Thermal denaturation of plastocyanin: The effect of oxidation state, reductants, and anaerobicity

Abstract

The thermal stability of plastocyanin (PC) was determined as a function of oxidation state of the copper center and the presence of oxidants, reductants, oxygen, and EDTA. It was found that the copper center and its ligands play a crucial role in maintaining the stability of PC. Thermal denaturation was monitored by using far-uv circular dichroism (CD) spectra to monitor changes in secondary structure, the near-uv CD ellipticity at 280 nm to monitor changes in tertiary structure, and the absorbance at 597 nm and the 255-nm CD transition to monitor changes in the copper center. Reduced PC ( T m = 71 ° C) was found to be more stable than the oxidized form ( T m = 61 ° C). The T m was increased by addition of reductants, removal of oxygen, or addition of EDTA. Two distinct denatured forms (designated D 1 and D 2) were separated by anion exchange fast protein liquid chromatography.

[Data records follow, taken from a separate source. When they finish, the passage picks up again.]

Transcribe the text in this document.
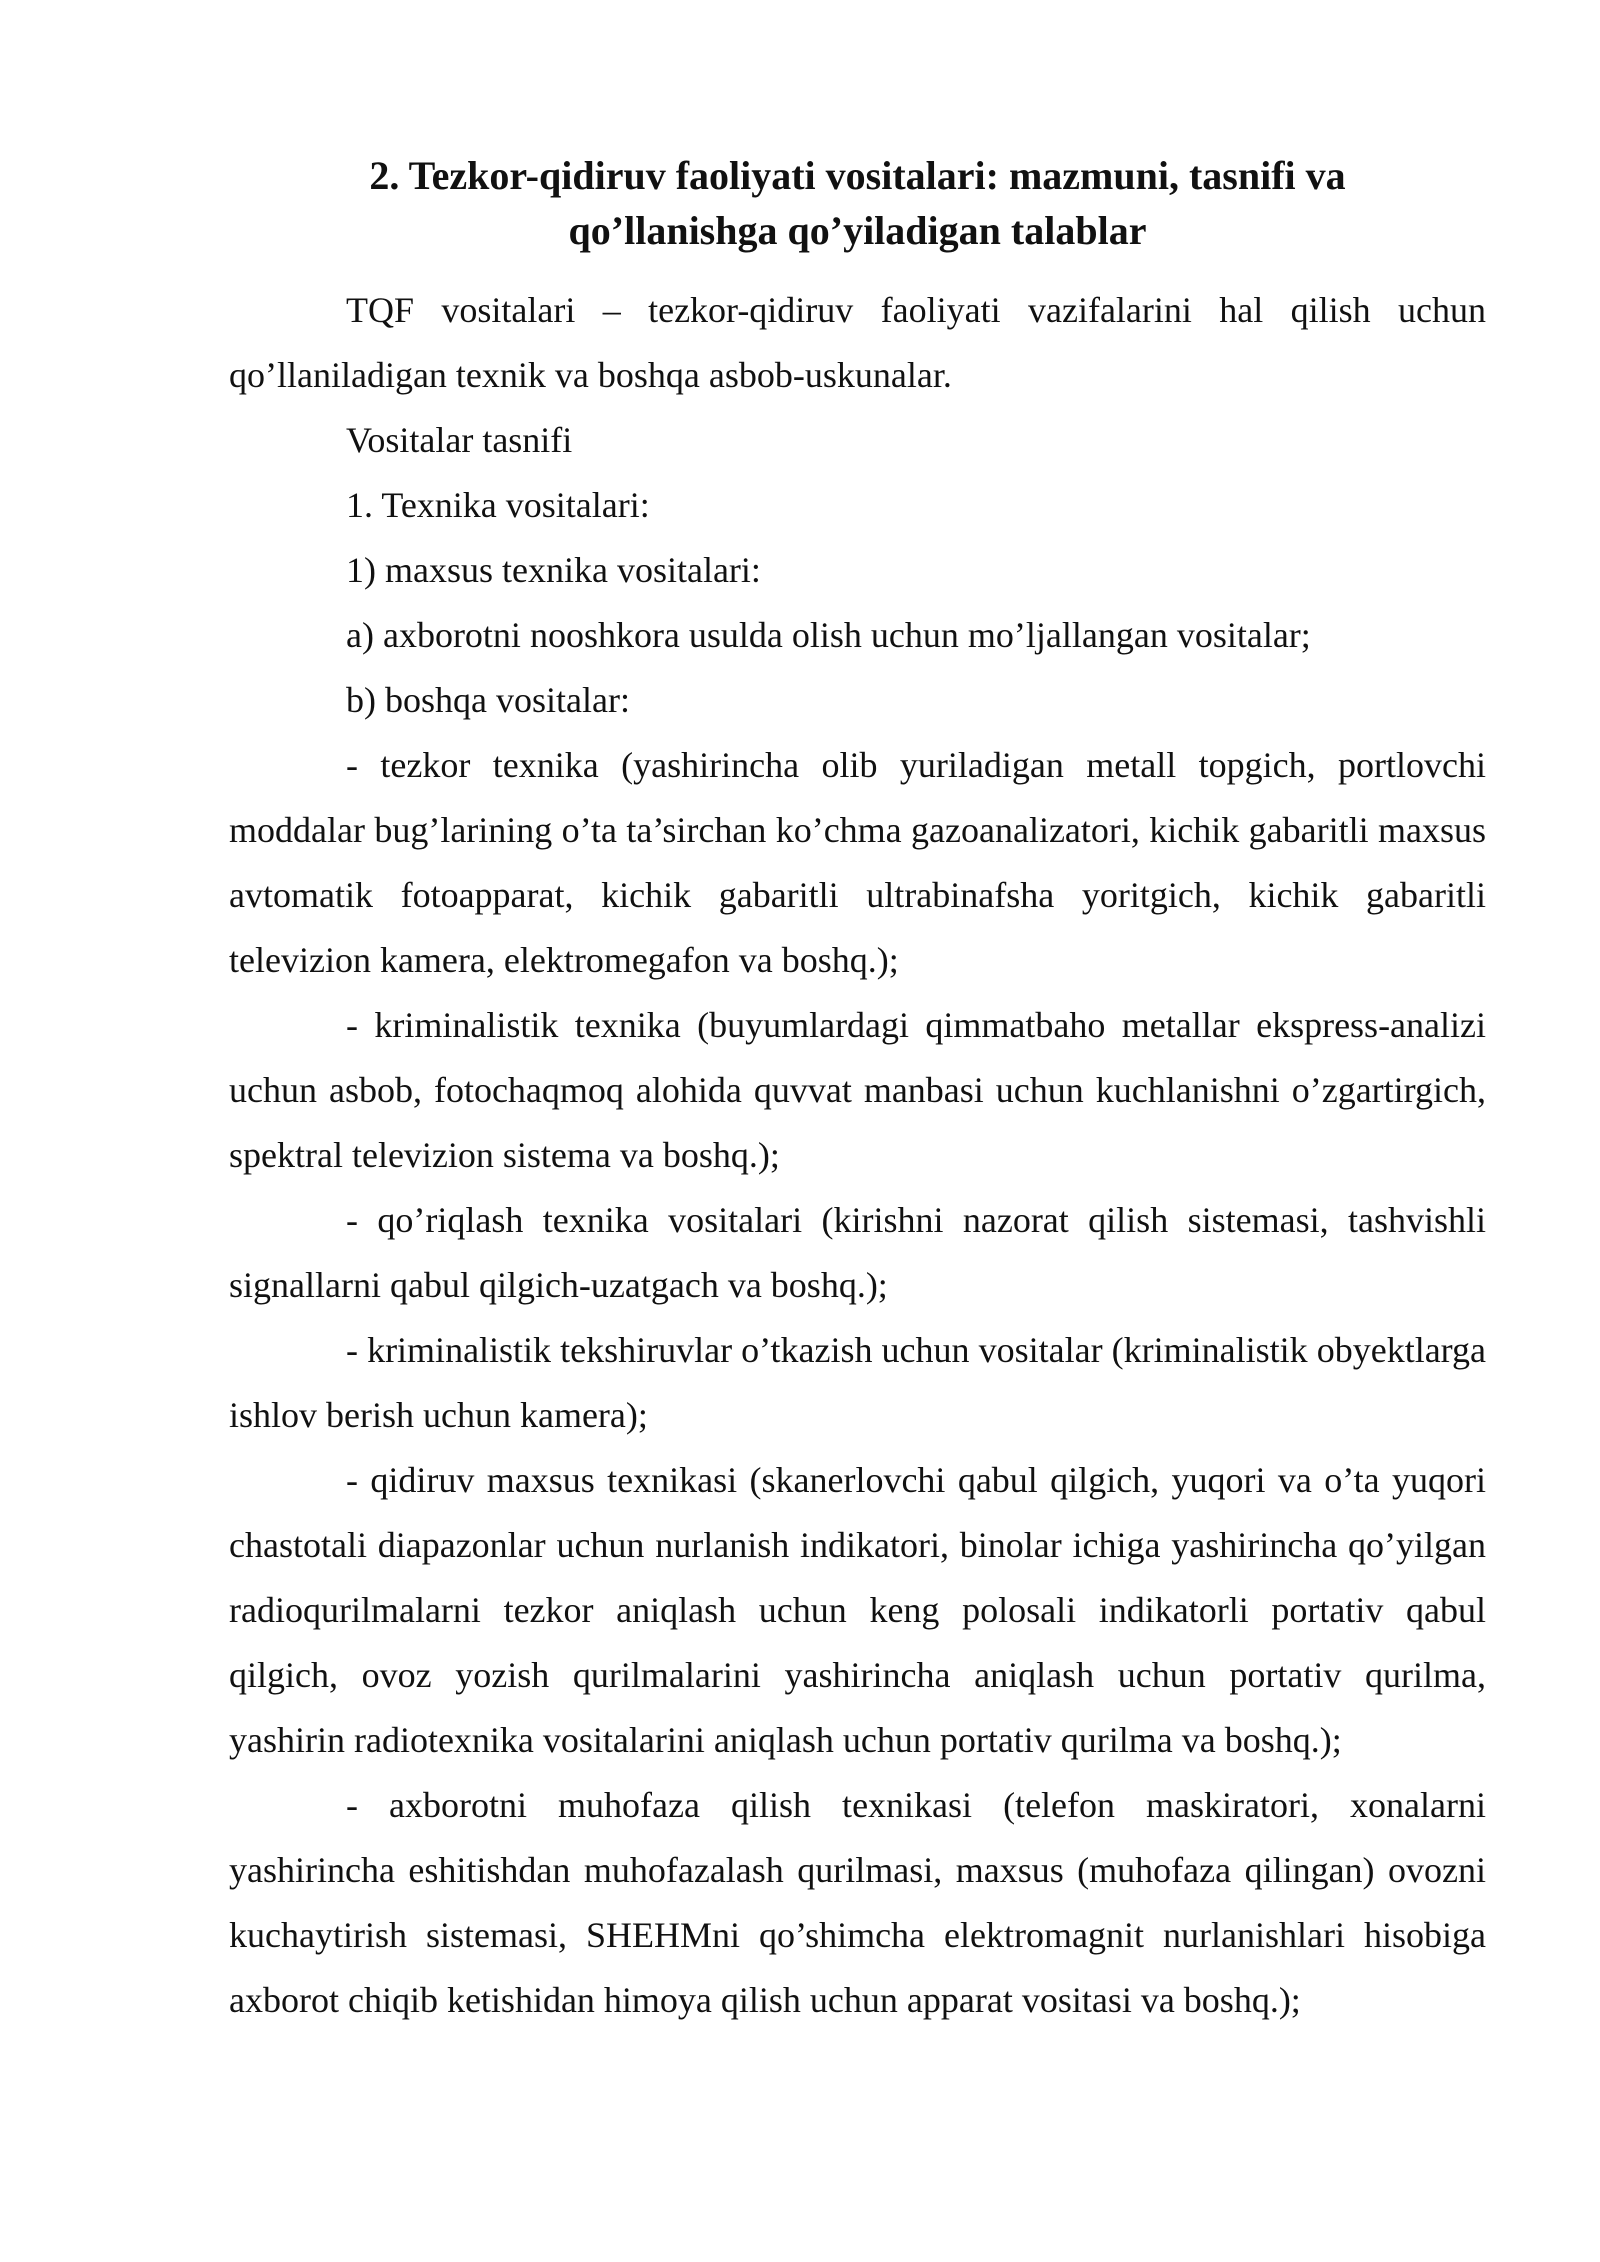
2. Tezkor-qidiruv faoliyati vositalari: mazmuni, tasnifi va
qo’llanishga qo’yiladigan talablar

TQF vositalari – tezkor-qidiruv faoliyati vazifalarini hal qilish uchun qo’llaniladigan texnik va boshqa asbob-uskunalar.

Vositalar tasnifi

1. Texnika vositalari:

1) maxsus texnika vositalari:

a) axborotni nooshkora usulda olish uchun mo’ljallangan vositalar;

b) boshqa vositalar:

- tezkor texnika (yashirincha olib yuriladigan metall topgich, portlovchi moddalar bug’larining o’ta ta’sirchan ko’chma gazoanalizatori, kichik gabaritli maxsus avtomatik fotoapparat, kichik gabaritli ultrabinafsha yoritgich, kichik gabaritli televizion kamera, elektromegafon va boshq.);

- kriminalistik texnika (buyumlardagi qimmatbaho metallar ekspress-analizi uchun asbob, fotochaqmoq alohida quvvat manbasi uchun kuchlanishni o’zgartirgich, spektral televizion sistema va boshq.);

- qo’riqlash texnika vositalari (kirishni nazorat qilish sistemasi, tashvishli signallarni qabul qilgich-uzatgach va boshq.);

- kriminalistik tekshiruvlar o’tkazish uchun vositalar (kriminalistik obyektlarga ishlov berish uchun kamera);

- qidiruv maxsus texnikasi (skanerlovchi qabul qilgich, yuqori va o’ta yuqori chastotali diapazonlar uchun nurlanish indikatori, binolar ichiga yashirincha qo’yilgan radioqurilmalarni tezkor aniqlash uchun keng polosali indikatorli portativ qabul qilgich, ovoz yozish qurilmalarini yashirincha aniqlash uchun portativ qurilma, yashirin radiotexnika vositalarini aniqlash uchun portativ qurilma va boshq.);

- axborotni muhofaza qilish texnikasi (telefon maskiratori, xonalarni yashirincha eshitishdan muhofazalash qurilmasi, maxsus (muhofaza qilingan) ovozni kuchaytirish sistemasi, SHEHMni qo’shimcha elektromagnit nurlanishlari hisobiga axborot chiqib ketishidan himoya qilish uchun apparat vositasi va boshq.);
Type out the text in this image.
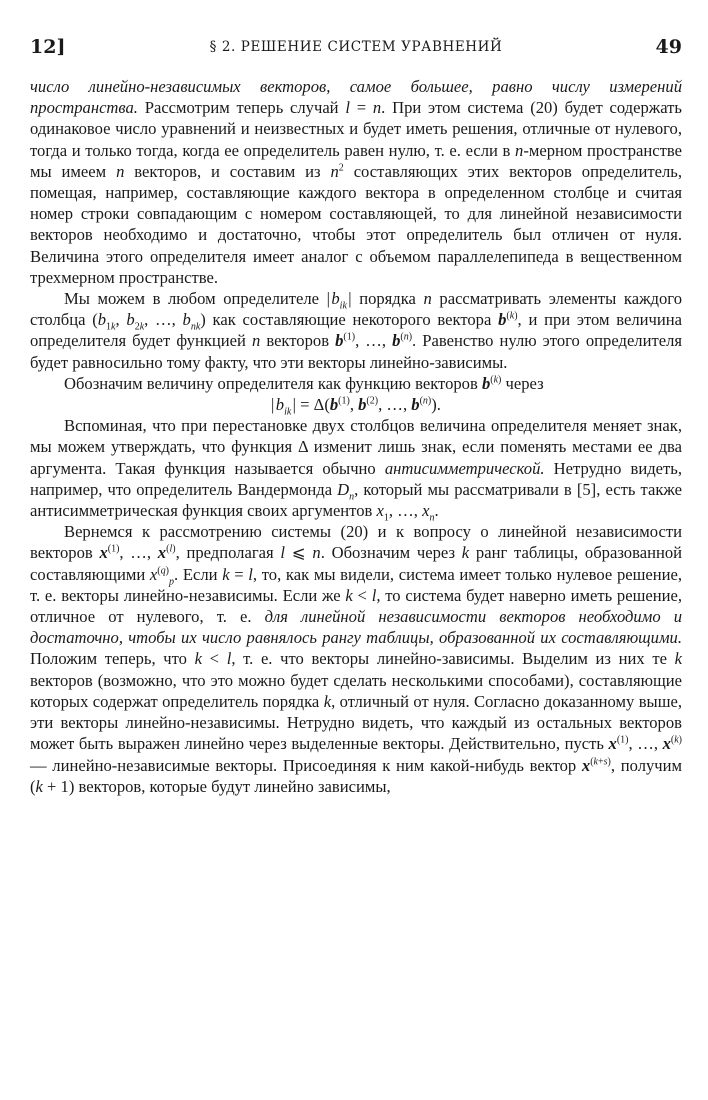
12]	§ 2. РЕШЕНИЕ СИСТЕМ УРАВНЕНИЙ	49

число линейно-независимых векторов, самое большее, равно числу измерений пространства. Рассмотрим теперь случай l = n. При этом система (20) будет содержать одинаковое число уравнений и неизвестных и будет иметь решения, отличные от нулевого, тогда и только тогда, когда ее определитель равен нулю, т. е. если в n-мерном пространстве мы имеем n векторов, и составим из $n^2$ составляющих этих векторов определитель, помещая, например, составляющие каждого вектора в определенном столбце и считая номер строки совпадающим с номером составляющей, то для линейной независимости векторов необходимо и достаточно, чтобы этот определитель был отличен от нуля. Величина этого определителя имеет аналог с объемом параллелепипеда в вещественном трехмерном пространстве.

Мы можем в любом определителе | $b_{ik}$ | порядка n рассматривать элементы каждого столбца ($b_{1k}$, $b_{2k}$, …, $b_{nk}$) как составляющие некоторого вектора $b^{(k)}$, и при этом величина определителя будет функцией n векторов $b^{(1)}$, …, $b^{(n)}$. Равенство нулю этого определителя будет равносильно тому факту, что эти векторы линейно-зависимы.

Обозначим величину определителя как функцию векторов $b^{(k)}$ через

| $b_{ik}$ | = $\Delta(b^{(1)}$, $b^{(2)}$, …, $b^{(n)}$).

Вспоминая, что при перестановке двух столбцов величина определителя меняет знак, мы можем утверждать, что функция Δ изменит лишь знак, если поменять местами ее два аргумента. Такая функция называется обычно антисимметрической. Нетрудно видеть, например, что определитель Вандермонда $D_n$, который мы рассматривали в [5], есть также антисимметрическая функция своих аргументов $x_1$, …, $x_n$.

Вернемся к рассмотрению системы (20) и к вопросу о линейной независимости векторов $x^{(1)}$, …, $x^{(l)}$, предполагая l ⩽ n. Обозначим через k ранг таблицы, образованной составляющими $x^{(q)}_p$. Если k = l, то, как мы видели, система имеет только нулевое решение, т. е. векторы линейно-независимы. Если же k < l, то система будет наверно иметь решение, отличное от нулевого, т. е. для линейной независимости векторов необходимо и достаточно, чтобы их число равнялось рангу таблицы, образованной их составляющими. Положим теперь, что k < l, т. е. что векторы линейно-зависимы. Выделим из них те k векторов (возможно, что это можно будет сделать несколькими способами), составляющие которых содержат определитель порядка k, отличный от нуля. Согласно доказанному выше, эти векторы линейно-независимы. Нетрудно видеть, что каждый из остальных векторов может быть выражен линейно через выделенные векторы. Действительно, пусть $x^{(1)}$, …, $x^{(k)}$ — линейно-независимые векторы. Присоединяя к ним какой-нибудь вектор $x^{(k+s)}$, получим (k + 1) векторов, которые будут линейно зависимы,
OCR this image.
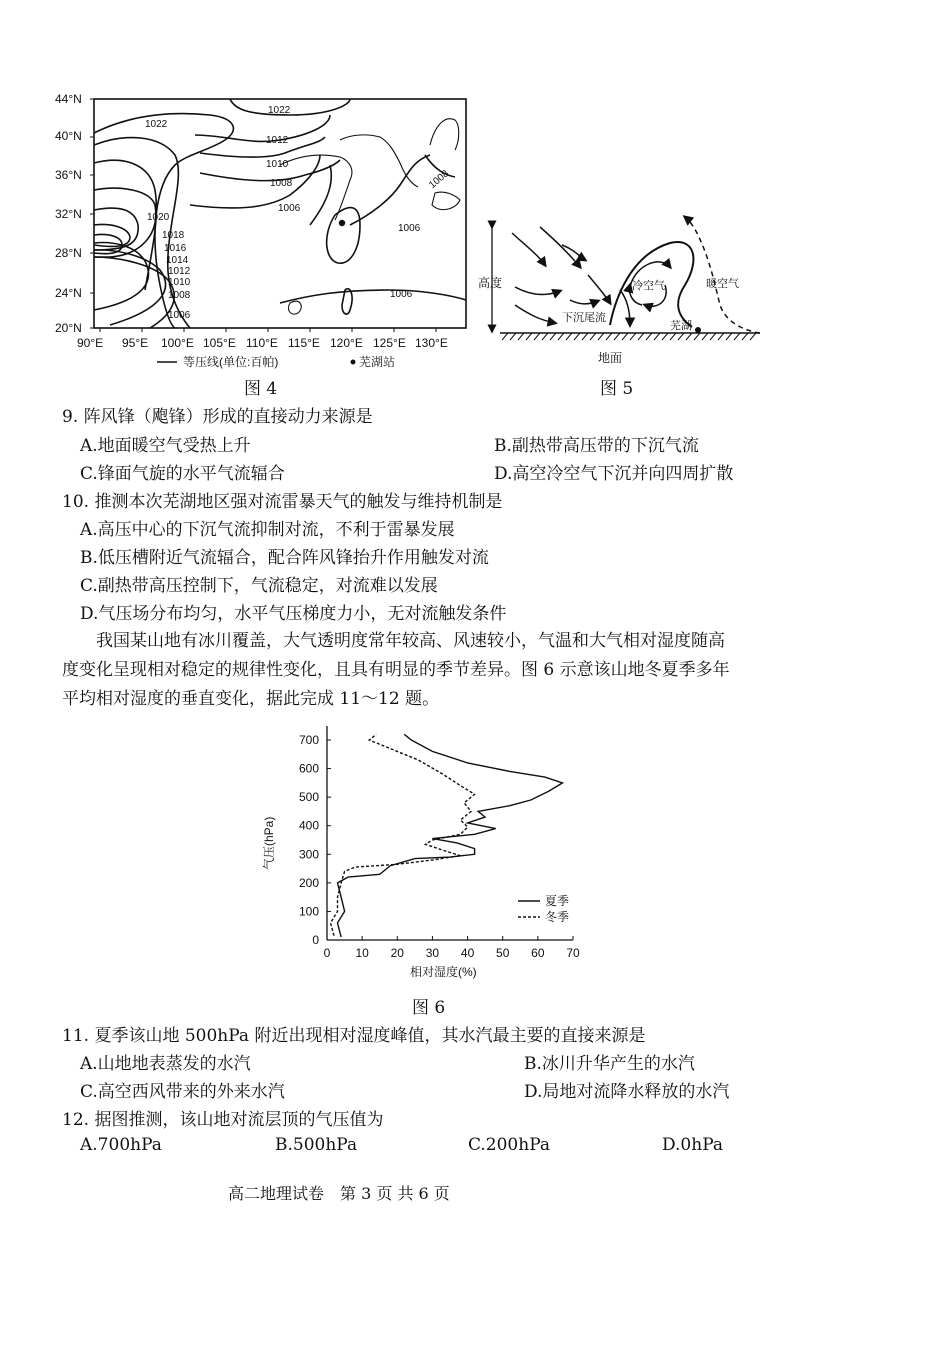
44°N
40°N
36°N
32°N
28°N
24°N
20°N
1022
1022
1012
1010
1008
1006
1006
1006
1006
1008
1020
1018
1016
1014
1012
1010
1008
90°E 95°E 100°E 105°E 110°E 115°E 120°E 125°E 130°E
等压线(单位:百帕)	芜湖站
图 4
高度	冷空气	暖空气
下沉尾流
芜湖
地面
图 5
9. 阵风锋（飑锋）形成的直接动力来源是
A.地面暖空气受热上升	B.副热带高压带的下沉气流
C.锋面气旋的水平气流辐合	D.高空冷空气下沉并向四周扩散
10. 推测本次芜湖地区强对流雷暴天气的触发与维持机制是
A.高压中心的下沉气流抑制对流，不利于雷暴发展
B.低压槽附近气流辐合，配合阵风锋抬升作用触发对流
C.副热带高压控制下，气流稳定，对流难以发展
D.气压场分布均匀，水平气压梯度力小，无对流触发条件
我国某山地有冰川覆盖，大气透明度常年较高、风速较小，气温和大气相对湿度随高
度变化呈现相对稳定的规律性变化，且具有明显的季节差异。图 6 示意该山地冬夏季多年
平均相对湿度的垂直变化，据此完成 11～12 题。
0
100
200
300
400
500
600
700
0 10 20 30 40 50 60 70
气压(hPa)
相对湿度(%)
夏季
冬季
图 6
11. 夏季该山地 500hPa 附近出现相对湿度峰值，其水汽最主要的直接来源是
A.山地地表蒸发的水汽	B.冰川升华产生的水汽
C.高空西风带来的外来水汽	D.局地对流降水释放的水汽
12. 据图推测，该山地对流层顶的气压值为
A.700hPa	B.500hPa	C.200hPa	D.0hPa
高二地理试卷　第 3 页 共 6 页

Neither form contained a native copper center. Form D 2 retained the characteristic 280-nm CD band but showed an altered far-uv CD spectrum. Its formation was inhibited by the addition of reductants or the removal of oxygen. It could be refolded to form native, Cu-PC upon incubation with copper plus a reductant such as dithionite. These results suggest that its formation involves the reversible oxidation of a group on the PC molecule, possibly a ligand to the copper such as Cys 84 or Met 92. Form D 1 occurred in the presence of ferricyanide or at high temperatures in the presence of oxygen. EDTA inhibited its formation. Form D 1 lost the 280-nm CD transition and its far-uv CD spectrum was altered. No renaturation was observed suggesting that Form D 1 is the product of an irreversible oxidation step possibly involving a histidine ligand to the copper. Forms D 1 and D 2 are not interconvertible and represent the endpoints of two different denaturation pathways.